Los niños -y los padres- empiezan a tener actividad desde el momento en que se levantan. Como padre, puedes tolerar el exhaustivo programa extracurricular de tu hijo para darle la oportunidad de explorar un pasatiempo y desarrollar sus habilidades para la vida. Aunque las actividades extracurriculares pueden definitivamente ser una manera positiva para que tu hijo se vuelva un talentoso músico o atleta, también pueden afectar seriamente la calidad de su infancia.
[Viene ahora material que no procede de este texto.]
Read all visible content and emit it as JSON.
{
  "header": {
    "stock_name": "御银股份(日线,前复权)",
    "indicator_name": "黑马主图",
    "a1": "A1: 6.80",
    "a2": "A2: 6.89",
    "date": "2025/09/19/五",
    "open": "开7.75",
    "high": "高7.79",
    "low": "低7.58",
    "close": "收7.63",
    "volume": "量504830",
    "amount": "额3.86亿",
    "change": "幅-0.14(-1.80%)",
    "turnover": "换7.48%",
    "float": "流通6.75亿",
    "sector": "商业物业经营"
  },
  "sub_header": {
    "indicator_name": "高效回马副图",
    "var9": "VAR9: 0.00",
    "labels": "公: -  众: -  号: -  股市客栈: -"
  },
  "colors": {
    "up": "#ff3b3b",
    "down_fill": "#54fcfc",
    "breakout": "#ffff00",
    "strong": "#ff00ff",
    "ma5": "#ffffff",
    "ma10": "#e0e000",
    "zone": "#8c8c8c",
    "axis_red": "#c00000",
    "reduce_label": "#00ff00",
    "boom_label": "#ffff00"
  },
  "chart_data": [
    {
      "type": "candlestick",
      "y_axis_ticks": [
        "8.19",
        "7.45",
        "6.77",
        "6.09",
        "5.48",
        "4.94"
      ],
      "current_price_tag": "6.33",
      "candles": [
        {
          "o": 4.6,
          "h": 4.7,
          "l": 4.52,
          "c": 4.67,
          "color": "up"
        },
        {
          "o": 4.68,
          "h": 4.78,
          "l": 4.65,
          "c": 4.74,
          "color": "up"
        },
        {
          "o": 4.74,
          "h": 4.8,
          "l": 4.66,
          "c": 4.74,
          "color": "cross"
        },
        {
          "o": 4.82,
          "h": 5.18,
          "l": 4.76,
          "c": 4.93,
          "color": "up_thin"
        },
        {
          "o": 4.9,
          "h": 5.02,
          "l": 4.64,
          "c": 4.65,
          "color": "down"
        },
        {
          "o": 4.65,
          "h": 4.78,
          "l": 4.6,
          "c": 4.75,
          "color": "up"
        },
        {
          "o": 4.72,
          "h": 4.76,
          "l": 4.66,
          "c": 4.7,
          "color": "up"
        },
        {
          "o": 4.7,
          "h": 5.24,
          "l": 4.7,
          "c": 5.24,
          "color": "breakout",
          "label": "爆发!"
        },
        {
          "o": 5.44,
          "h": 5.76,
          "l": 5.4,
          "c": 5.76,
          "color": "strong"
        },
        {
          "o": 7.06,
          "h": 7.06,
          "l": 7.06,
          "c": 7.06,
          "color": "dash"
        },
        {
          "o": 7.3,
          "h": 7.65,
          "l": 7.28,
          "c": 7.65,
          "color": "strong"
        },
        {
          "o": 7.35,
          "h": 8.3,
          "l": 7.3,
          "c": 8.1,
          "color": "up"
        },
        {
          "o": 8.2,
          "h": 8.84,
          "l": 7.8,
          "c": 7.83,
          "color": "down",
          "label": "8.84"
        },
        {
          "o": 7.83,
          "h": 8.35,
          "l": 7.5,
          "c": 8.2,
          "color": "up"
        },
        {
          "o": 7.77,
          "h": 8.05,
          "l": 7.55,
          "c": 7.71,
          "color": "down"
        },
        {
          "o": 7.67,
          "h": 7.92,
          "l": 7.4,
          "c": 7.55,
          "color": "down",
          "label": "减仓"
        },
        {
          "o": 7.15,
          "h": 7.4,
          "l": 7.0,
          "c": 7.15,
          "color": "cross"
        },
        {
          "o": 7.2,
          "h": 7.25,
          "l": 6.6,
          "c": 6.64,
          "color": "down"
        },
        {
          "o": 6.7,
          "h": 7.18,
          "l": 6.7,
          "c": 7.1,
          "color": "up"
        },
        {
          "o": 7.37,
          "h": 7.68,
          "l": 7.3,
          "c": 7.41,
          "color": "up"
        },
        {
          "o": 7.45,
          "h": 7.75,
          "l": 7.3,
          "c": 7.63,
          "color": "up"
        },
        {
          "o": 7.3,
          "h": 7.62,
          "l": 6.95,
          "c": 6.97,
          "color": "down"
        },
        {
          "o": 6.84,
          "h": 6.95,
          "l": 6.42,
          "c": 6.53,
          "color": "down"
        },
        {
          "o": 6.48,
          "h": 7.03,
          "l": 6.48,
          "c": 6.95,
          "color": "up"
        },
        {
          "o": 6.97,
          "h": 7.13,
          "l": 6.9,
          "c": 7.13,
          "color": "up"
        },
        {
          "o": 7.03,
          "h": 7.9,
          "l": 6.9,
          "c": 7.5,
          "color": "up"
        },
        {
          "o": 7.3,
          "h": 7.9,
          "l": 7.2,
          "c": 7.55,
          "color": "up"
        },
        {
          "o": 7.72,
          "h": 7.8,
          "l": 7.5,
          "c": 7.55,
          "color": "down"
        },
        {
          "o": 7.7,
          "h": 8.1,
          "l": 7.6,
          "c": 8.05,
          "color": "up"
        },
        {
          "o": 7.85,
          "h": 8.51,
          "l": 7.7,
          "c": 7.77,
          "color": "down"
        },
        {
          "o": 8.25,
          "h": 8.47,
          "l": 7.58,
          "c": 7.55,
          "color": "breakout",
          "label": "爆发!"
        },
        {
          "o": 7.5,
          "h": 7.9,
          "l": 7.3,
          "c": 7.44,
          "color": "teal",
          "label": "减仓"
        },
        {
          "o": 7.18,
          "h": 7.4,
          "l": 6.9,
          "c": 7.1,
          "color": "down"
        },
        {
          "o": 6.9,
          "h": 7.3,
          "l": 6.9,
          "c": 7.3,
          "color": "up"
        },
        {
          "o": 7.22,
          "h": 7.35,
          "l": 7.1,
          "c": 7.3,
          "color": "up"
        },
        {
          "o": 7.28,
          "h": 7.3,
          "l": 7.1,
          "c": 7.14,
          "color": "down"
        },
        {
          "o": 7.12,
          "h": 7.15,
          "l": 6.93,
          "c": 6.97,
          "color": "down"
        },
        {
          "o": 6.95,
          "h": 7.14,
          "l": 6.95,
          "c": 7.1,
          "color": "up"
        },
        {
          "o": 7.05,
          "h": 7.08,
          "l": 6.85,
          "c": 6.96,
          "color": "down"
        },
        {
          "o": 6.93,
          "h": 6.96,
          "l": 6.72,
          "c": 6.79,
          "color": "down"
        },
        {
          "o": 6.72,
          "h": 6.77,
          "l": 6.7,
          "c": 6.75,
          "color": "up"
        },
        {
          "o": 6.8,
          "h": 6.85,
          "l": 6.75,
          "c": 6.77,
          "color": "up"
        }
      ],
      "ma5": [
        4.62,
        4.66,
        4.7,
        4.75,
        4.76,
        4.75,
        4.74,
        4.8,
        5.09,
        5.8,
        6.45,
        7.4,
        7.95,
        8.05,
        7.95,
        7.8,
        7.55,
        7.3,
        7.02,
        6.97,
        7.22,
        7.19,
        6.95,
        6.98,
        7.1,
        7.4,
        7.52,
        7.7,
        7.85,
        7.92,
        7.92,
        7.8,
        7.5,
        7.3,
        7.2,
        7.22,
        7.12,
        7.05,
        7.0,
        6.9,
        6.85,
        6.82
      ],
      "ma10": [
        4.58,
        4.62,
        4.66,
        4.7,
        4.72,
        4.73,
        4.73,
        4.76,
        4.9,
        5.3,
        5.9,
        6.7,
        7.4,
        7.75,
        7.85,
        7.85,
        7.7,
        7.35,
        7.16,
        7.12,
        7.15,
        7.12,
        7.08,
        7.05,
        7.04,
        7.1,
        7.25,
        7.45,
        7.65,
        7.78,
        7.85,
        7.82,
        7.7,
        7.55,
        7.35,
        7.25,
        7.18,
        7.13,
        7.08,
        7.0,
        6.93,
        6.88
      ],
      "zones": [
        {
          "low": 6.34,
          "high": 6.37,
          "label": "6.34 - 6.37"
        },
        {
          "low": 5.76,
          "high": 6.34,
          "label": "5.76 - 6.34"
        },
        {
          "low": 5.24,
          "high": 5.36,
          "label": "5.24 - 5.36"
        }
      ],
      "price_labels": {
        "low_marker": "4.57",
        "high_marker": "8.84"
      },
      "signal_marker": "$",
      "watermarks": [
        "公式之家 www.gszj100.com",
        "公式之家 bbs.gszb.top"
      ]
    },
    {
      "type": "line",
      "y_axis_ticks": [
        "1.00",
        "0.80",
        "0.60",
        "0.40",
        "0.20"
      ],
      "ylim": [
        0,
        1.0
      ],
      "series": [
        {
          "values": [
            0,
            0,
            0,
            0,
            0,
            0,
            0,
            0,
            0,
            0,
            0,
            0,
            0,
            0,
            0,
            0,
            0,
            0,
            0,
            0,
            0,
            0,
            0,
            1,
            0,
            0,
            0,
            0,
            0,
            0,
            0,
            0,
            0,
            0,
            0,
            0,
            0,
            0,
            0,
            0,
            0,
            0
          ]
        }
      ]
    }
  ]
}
Porqué los niños tienen actividades extracurriculares

Algunas razones por las cuales los padres ponen a sus hijos en actividades incluyen el deseo de desarrollar los talentos innatos del niño y ayudarlo a convertirse en un adulto bien integrado. Sus oportunidades de competir a altos niveles y ganar becas no académicas disminuyen sin las actividades extracurriculares. Los niños aprenden trabajo en equipo, disciplina y habilidades sociales, así como a respetar la autoridad, divertirse, hacer amigos y volverse líderes. Sin embargo, tu hijo también puede aprender estas habilidades, divertirse e integrarse jugando después de la escuela, como se supone que los niños deben hacer.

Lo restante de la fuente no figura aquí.